Two years ago…

Two years today.  Life shifted off its comfortable, wonderful, sometimes predictable axis.  Never to return.  It’s been two years since we hopped into the car after a sleepless night in Bend.  Hayley writhing in pain, throwing up all night.  Both of us scared, trying to rationalize the irrational.  What is happening?  What should we do?  Our hosts for the weekend, one of them a doctor, told us to get to the ER as quick as possible.  We decided to make the trip back to Medford so at least we’d be near home.  I barely remember the drive, but I do remember Hayley shifting constantly in her seat.  Trying to find a comfortable position.  Her strength and grit being tested with each small bump or tight curve.  She had just run 12 miles up at Smith Rock the day before.  What is going on?  We’d finally get answers in the ER with a doctor coming in and telling us she had a bowel blockage that was most likely cancer.  Hold up. Cancer?   

Two years ago today. It’s less of a milestone and the furthest thing from an anniversary. But there’s something about marking the occasion that had me revisiting the idea of continuing to add her words to this place, along with some of my own. I’m in the early stages of combing through stacks of journals, diaries, notebooks, Google docs, and planners, filled with more of her writings. In time, I plan on sharing these. She had no definitive plans for them other than to ensure I kept them all, with the instructions, “You’ll know what to do with them.” No pressure. It feels only natural to share them, the way she shared her love with others.
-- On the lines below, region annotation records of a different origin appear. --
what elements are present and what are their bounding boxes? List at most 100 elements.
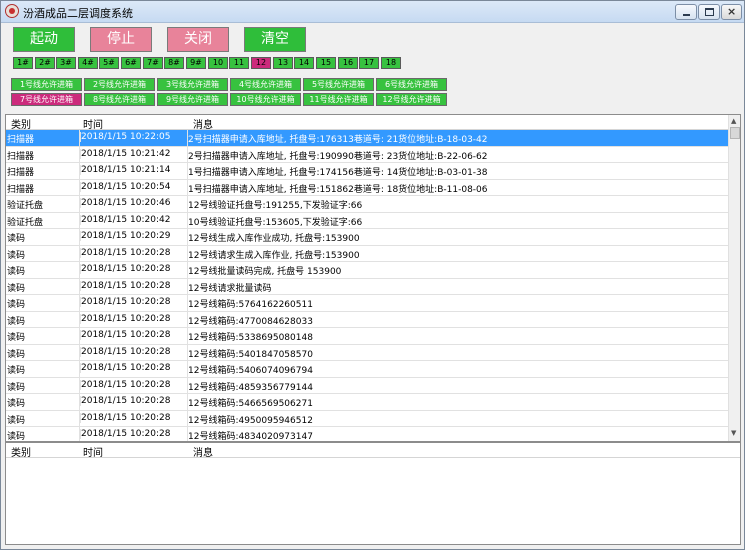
line-allow-entry-button[interactable]: 6号线允许进箱 [376, 78, 447, 91]
table-row[interactable]: 读码 2018/1/15 10:20:28 12号线箱码:4950095946512 [6, 411, 728, 427]
close-button[interactable]: 关闭 [167, 27, 229, 52]
cell-message: 12号线箱码:5401847058570 [188, 349, 313, 360]
vertical-scrollbar[interactable]: ▲ ▼ [728, 115, 740, 441]
device-number-button[interactable]: 5# [99, 57, 119, 69]
clear-button[interactable]: 清空 [244, 27, 306, 52]
cell-type: 读码 [7, 415, 26, 426]
table-row[interactable]: 扫描器 2018/1/15 10:21:14 1号扫描器申请入库地址, 托盘号:17… [6, 163, 728, 180]
device-number-button[interactable]: 9# [186, 57, 206, 69]
scroll-thumb[interactable] [730, 127, 740, 139]
device-number-button[interactable]: 8# [164, 57, 184, 69]
cell-type: 验证托盘 [7, 217, 44, 228]
line-allow-entry-button[interactable]: 5号线允许进箱 [303, 78, 374, 91]
cell-type: 读码 [7, 333, 26, 343]
table-row[interactable]: 读码 2018/1/15 10:20:28 12号线箱码:5401847058570 [6, 345, 728, 361]
table-row[interactable]: 扫描器 2018/1/15 10:20:54 1号扫描器申请入库地址, 托盘号:15… [6, 180, 728, 196]
cell-time: 2018/1/15 10:20:28 [80, 247, 171, 258]
cell-type: 读码 [7, 316, 26, 327]
device-number-button[interactable]: 15 [316, 57, 336, 69]
secondary-grid[interactable]: 类别 时间 消息 [5, 442, 741, 545]
device-number-button[interactable]: 7# [143, 57, 163, 69]
cell-time: 2018/1/15 10:20:28 [80, 297, 171, 307]
device-number-button[interactable]: 14 [294, 57, 314, 69]
cell-type: 读码 [7, 366, 26, 376]
cell-message: 10号线验证托盘号:153605,下发验证字:66 [188, 217, 363, 228]
cell-time: 2018/1/15 10:20:28 [80, 280, 171, 291]
table-row[interactable]: 读码 2018/1/15 10:20:28 12号线箱码:5466569506271 [6, 394, 728, 411]
line-allow-entry-button[interactable]: 10号线允许进箱 [230, 93, 301, 106]
device-number-button[interactable]: 16 [338, 57, 358, 69]
cell-time: 2018/1/15 10:20:28 [80, 264, 171, 274]
device-number-button[interactable]: 2# [35, 57, 55, 69]
device-number-button[interactable]: 17 [359, 57, 379, 69]
device-number-button[interactable]: 11 [229, 57, 249, 69]
close-icon: × [727, 5, 737, 18]
line-allow-entry-button[interactable]: 9号线允许进箱 [157, 93, 228, 106]
table-row[interactable]: 读码 2018/1/15 10:20:28 12号线请求生成入库作业, 托盘号:15… [6, 246, 728, 262]
start-button[interactable]: 起动 [13, 27, 75, 52]
table-row[interactable]: 验证托盘 2018/1/15 10:20:42 10号线验证托盘号:153605,下… [6, 213, 728, 229]
cell-time: 2018/1/15 10:21:42 [80, 148, 171, 159]
cell-type: 读码 [7, 300, 26, 310]
window-title: 汾酒成品二层调度系统 [23, 7, 133, 20]
line-allow-entry-button[interactable]: 1号线允许进箱 [11, 78, 82, 91]
device-number-button[interactable]: 10 [208, 57, 228, 69]
cell-message: 12号线验证托盘号:191255,下发验证字:66 [188, 201, 363, 211]
close-window-button[interactable]: × [721, 4, 742, 20]
cell-message: 12号线箱码:4950095946512 [188, 415, 313, 426]
line-allow-entry-button[interactable]: 2号线允许进箱 [84, 78, 155, 91]
app-icon [5, 4, 19, 18]
device-number-button[interactable]: 1# [13, 57, 33, 69]
cell-time: 2018/1/15 10:21:14 [80, 165, 171, 175]
cell-time: 2018/1/15 10:20:28 [80, 363, 171, 373]
cell-type: 读码 [7, 234, 26, 244]
device-number-button[interactable]: 12 [251, 57, 271, 69]
column-header-type[interactable]: 类别 [11, 116, 31, 131]
maximize-button[interactable] [698, 4, 720, 20]
table-row[interactable]: 读码 2018/1/15 10:20:28 12号线箱码:4834020973147 [6, 427, 728, 441]
table-row[interactable]: 读码 2018/1/15 10:20:28 12号线请求批量读码 [6, 279, 728, 295]
scroll-down-icon[interactable]: ▼ [731, 429, 736, 437]
table-row[interactable]: 读码 2018/1/15 10:20:28 12号线批量读码完成, 托盘号 1539… [6, 262, 728, 279]
table-row[interactable]: 扫描器 2018/1/15 10:22:05 2号扫描器申请入库地址, 托盘号:17… [6, 130, 728, 147]
column-header-type[interactable]: 类别 [11, 444, 31, 459]
device-number-button[interactable]: 3# [56, 57, 76, 69]
device-number-button[interactable]: 4# [78, 57, 98, 69]
column-header-time[interactable]: 时间 [83, 444, 103, 459]
cell-time: 2018/1/15 10:22:05 [80, 132, 171, 142]
device-number-button[interactable]: 18 [381, 57, 401, 69]
table-row[interactable]: 读码 2018/1/15 10:20:28 12号线箱码:4859356779144 [6, 378, 728, 394]
table-row[interactable]: 读码 2018/1/15 10:20:28 12号线箱码:4770084628033 [6, 312, 728, 328]
stop-button[interactable]: 停止 [90, 27, 152, 52]
table-row[interactable]: 扫描器 2018/1/15 10:21:42 2号扫描器申请入库地址, 托盘号:19… [6, 147, 728, 163]
cell-time: 2018/1/15 10:20:46 [80, 198, 171, 208]
column-header-time[interactable]: 时间 [83, 116, 103, 131]
cell-message: 12号线生成入库作业成功, 托盘号:153900 [188, 234, 360, 244]
cell-message: 2号扫描器申请入库地址, 托盘号:190990巷道号: 23货位地址:B-22-… [188, 151, 488, 162]
cell-message: 12号线箱码:5466569506271 [188, 399, 313, 409]
line-allow-entry-button[interactable]: 3号线允许进箱 [157, 78, 228, 91]
minimize-button[interactable] [675, 4, 697, 20]
line-allow-entry-button[interactable]: 4号线允许进箱 [230, 78, 301, 91]
table-row[interactable]: 读码 2018/1/15 10:20:28 12号线箱码:5764162260511 [6, 295, 728, 312]
column-header-message[interactable]: 消息 [193, 444, 213, 459]
cell-type: 读码 [7, 349, 26, 360]
table-row[interactable]: 读码 2018/1/15 10:20:28 12号线箱码:5406074096794 [6, 361, 728, 378]
line-allow-entry-button[interactable]: 11号线允许进箱 [303, 93, 374, 106]
line-allow-entry-button[interactable]: 7号线允许进箱 [11, 93, 82, 106]
column-header-message[interactable]: 消息 [193, 116, 213, 131]
device-number-button[interactable]: 13 [273, 57, 293, 69]
log-grid[interactable]: 类别 时间 消息 扫描器 2018/1/15 10:22:05 2号扫描器申请入库地… [5, 114, 741, 442]
device-number-button[interactable]: 6# [121, 57, 141, 69]
title-bar[interactable]: 汾酒成品二层调度系统 × [1, 1, 744, 23]
table-row[interactable]: 读码 2018/1/15 10:20:28 12号线箱码:5338695080148 [6, 328, 728, 345]
scroll-up-icon[interactable]: ▲ [731, 117, 736, 125]
line-allow-entry-button[interactable]: 12号线允许进箱 [376, 93, 447, 106]
table-row[interactable]: 读码 2018/1/15 10:20:29 12号线生成入库作业成功, 托盘号:15… [6, 229, 728, 246]
table-row[interactable]: 验证托盘 2018/1/15 10:20:46 12号线验证托盘号:191255,下… [6, 196, 728, 213]
cell-type: 读码 [7, 283, 26, 294]
line-allow-entry-button[interactable]: 8号线允许进箱 [84, 93, 155, 106]
cell-type: 验证托盘 [7, 201, 44, 211]
cell-message: 2号扫描器申请入库地址, 托盘号:176313巷道号: 21货位地址:B-18-… [188, 135, 488, 145]
cell-time: 2018/1/15 10:20:28 [80, 346, 171, 357]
It may surprise you, but I fancy myself a bit of a writer. In the sense that I’ve fostered a daily writing practice dating back to around the time Hayley was first diagnosed. Mostly random musings, airing of grievances, cursing the unfairness of cancer, life planning, and even some poetry. The quality is several grades below what you’re used to if you've been an avid reader of the Chronicles. I would occasionally share some writing with Hayley, and she always gave the best feedback. She made me feel like Emerson, even if the recommendations were better suited to a college-level creative writing student. I have things to share and stories to tell. Memories to hold dear, and life to step toward. Grief to process and catharsis to seek. If you’re willing to come along with me, I’m committed to staying true to Hayley’s spirit of honesty, curiosity, and humor. And cats.